SELECT COUNT(el_to) AS total, SUBSTRING_INDEX(el_to, '/', 3) AS search
FROM externallinks, page
WHERE page_id = el_from AND page_namespace = 0
GROUP BY search
ORDER BY total DESC;- Generates a list of external links in descendant order.
SELECT page_id, page_title, page_namespace
FROM page
WHERE page_title LIKE '%index.php%'
OR page_title LIKE '%/wiki/%'
OR page_title LIKE '%/w/%' OR
page_title LIKE '%/';- Generates a list of pages with titles containing one of several patterns used by malfunctioning bots, like /wiki/, /w/, or ending with /.
- After executing the queries, the script processes the resulting lists to limit the lists to a determined amount, to prevent creating pages too big. If resulting listing has more than 500 items, the bot stops, as the dump result must be manually analyzed.
- upload.sh: This script executes the communication between the bot and the Wikipedia project. The script logins the bot and uploads the generated listings at a determined location. Currently, that is being done at User:ReyBrujo/Dumps. First, the script determines whether there is a current dump, and if so, archives it at User:ReyBrujo/Dumps/Archive. Then it uploads the listings and the dump page, with the format:
- User:ReyBrujo/Dumps/yyyymmdd where yyyymmdd is the database dump date (and not the processing date)

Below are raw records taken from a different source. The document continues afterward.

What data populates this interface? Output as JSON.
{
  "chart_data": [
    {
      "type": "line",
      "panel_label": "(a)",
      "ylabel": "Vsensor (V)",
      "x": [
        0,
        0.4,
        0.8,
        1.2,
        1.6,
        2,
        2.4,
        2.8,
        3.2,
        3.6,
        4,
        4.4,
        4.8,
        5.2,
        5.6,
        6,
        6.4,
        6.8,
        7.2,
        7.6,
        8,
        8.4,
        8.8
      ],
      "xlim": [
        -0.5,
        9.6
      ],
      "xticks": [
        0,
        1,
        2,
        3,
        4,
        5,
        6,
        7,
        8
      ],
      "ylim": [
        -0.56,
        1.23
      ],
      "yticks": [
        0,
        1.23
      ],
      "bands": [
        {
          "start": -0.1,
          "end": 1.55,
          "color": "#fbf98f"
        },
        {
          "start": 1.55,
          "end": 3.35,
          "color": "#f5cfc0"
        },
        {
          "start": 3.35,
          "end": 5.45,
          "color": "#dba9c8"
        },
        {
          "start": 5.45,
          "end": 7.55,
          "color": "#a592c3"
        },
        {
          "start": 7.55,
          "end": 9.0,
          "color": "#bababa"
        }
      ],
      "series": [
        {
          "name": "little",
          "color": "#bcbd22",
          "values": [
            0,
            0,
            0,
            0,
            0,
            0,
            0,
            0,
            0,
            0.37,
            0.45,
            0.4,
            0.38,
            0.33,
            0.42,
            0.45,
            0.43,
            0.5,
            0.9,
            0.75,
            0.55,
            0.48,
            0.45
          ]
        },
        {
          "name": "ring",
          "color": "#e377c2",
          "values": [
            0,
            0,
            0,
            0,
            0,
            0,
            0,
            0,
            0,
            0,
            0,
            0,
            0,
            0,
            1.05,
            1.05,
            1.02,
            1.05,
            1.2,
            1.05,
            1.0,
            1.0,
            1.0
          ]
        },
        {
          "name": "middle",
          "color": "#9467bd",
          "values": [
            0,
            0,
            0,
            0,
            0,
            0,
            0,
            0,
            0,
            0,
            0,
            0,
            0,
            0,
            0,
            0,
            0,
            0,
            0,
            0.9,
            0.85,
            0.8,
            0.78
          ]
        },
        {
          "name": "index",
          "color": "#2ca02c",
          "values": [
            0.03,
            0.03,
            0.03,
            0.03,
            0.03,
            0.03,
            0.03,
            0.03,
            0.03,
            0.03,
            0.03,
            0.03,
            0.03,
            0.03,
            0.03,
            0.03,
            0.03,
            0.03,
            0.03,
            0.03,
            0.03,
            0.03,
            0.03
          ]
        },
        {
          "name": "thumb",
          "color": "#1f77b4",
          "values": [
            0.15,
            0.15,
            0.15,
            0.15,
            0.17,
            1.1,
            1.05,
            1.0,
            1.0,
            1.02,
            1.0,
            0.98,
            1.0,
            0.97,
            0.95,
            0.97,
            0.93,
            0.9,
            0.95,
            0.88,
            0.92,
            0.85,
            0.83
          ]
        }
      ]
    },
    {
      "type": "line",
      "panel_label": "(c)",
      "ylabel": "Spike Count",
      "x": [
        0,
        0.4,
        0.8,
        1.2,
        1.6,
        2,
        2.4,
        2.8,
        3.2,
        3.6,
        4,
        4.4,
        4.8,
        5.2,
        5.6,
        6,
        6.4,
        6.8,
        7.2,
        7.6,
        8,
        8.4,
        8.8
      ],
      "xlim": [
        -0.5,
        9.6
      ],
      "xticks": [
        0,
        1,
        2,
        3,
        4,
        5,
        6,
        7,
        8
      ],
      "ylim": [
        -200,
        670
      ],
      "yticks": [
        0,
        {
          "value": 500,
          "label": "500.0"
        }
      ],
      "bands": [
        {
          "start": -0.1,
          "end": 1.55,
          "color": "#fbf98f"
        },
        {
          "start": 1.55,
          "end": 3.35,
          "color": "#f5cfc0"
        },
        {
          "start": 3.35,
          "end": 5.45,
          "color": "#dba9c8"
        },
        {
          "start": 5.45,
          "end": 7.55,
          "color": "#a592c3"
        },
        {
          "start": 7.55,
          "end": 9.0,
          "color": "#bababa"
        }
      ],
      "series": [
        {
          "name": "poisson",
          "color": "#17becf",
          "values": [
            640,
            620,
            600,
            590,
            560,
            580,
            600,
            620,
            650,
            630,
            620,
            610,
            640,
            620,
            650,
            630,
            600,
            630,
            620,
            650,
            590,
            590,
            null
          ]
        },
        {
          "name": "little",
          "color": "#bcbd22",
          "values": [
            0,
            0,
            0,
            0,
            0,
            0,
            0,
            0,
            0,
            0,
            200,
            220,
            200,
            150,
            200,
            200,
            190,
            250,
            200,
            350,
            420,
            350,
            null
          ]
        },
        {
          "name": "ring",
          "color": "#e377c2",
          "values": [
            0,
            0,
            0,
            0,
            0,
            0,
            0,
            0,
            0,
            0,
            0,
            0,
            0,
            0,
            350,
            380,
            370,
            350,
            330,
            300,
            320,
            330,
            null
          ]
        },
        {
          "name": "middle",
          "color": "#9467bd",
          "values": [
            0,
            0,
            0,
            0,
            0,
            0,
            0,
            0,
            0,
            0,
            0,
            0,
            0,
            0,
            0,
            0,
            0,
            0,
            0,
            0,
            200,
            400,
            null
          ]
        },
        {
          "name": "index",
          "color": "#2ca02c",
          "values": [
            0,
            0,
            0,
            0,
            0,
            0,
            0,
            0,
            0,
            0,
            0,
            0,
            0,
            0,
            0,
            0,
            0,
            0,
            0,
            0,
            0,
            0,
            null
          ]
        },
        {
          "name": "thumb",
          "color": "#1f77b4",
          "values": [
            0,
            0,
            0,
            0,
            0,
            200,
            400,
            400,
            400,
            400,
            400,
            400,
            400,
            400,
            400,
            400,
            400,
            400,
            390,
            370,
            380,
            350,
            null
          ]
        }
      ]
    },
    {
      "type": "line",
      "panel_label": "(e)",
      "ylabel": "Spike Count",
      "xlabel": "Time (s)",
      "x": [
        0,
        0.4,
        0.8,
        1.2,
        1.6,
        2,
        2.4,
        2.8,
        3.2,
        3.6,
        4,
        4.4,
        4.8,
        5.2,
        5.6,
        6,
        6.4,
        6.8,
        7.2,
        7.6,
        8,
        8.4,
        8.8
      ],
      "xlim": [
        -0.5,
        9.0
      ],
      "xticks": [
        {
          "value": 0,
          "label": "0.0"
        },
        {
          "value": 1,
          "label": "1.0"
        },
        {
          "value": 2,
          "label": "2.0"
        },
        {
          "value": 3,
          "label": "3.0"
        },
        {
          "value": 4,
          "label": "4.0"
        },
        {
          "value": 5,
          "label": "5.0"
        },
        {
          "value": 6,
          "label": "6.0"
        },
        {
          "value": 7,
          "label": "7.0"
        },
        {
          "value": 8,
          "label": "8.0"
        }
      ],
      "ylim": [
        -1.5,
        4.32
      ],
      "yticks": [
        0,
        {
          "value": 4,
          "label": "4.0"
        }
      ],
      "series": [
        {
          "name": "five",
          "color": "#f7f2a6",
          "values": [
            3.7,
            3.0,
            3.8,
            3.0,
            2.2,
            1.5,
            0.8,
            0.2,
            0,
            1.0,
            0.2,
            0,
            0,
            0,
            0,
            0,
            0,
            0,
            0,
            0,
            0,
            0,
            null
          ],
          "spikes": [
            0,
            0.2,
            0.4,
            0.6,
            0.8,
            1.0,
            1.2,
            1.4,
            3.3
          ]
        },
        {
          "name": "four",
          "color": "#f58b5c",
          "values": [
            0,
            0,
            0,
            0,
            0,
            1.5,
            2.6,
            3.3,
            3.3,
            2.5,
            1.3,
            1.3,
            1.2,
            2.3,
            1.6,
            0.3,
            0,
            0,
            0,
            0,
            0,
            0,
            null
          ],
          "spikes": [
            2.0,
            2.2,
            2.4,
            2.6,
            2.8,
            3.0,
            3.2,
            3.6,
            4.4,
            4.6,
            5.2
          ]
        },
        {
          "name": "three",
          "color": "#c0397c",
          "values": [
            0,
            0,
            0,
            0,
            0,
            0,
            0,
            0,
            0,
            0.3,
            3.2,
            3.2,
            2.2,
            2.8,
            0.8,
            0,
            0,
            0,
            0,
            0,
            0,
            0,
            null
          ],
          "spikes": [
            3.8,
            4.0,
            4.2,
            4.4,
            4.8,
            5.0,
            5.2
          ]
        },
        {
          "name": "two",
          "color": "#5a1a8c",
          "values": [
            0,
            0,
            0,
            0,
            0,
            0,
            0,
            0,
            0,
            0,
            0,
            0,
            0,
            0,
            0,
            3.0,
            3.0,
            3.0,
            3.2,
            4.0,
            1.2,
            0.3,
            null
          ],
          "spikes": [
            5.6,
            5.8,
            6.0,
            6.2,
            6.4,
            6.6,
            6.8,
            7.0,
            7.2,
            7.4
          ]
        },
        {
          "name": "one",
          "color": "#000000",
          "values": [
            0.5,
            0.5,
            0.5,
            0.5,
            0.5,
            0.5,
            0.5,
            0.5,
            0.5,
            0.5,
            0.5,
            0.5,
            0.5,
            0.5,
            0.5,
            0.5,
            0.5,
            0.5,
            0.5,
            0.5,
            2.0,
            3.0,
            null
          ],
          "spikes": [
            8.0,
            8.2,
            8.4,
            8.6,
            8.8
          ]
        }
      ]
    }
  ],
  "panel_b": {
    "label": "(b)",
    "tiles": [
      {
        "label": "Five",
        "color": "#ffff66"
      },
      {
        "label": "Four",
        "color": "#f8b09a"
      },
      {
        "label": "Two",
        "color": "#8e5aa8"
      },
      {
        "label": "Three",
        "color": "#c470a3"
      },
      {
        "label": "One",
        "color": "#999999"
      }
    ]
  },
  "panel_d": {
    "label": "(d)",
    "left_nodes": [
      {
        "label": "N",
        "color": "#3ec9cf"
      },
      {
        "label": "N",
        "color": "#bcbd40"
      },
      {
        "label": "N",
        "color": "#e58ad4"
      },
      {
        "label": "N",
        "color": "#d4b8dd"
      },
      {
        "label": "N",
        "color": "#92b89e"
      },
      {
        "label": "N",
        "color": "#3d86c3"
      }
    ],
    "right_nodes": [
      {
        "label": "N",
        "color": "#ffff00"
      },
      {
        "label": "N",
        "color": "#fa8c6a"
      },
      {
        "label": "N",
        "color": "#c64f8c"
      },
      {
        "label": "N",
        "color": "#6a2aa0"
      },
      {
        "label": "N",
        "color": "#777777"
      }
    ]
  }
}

- User:ReyBrujo/Dumps/yyyymmdd/Sites linked more than xxx times where xxx is usually 500 in the case of the English Wikipedia
- User:ReyBrujo/Dumps/yyyymmdd/Sites linked between xxx and yyy times where xxx and yyy are delimiters when a single listing would have over 500 items.
- User:ReyBrujo/Dumps/yyyymmdd/Articles with more than xxx external links where xxx is usually 1000.
- User:ReyBrujo/Dumps/yyyymmdd/Articles with between xxx and yyy external links where xxx and yyy are delimiters when a single listing would have over 500 items.
Finally, the bot edits a global page currently found at User:ReyBrujo/Dump statistics table, updating the statistics in that page. Permission for the bot to run there will be requested after having the bot approved in the English Wikipedia.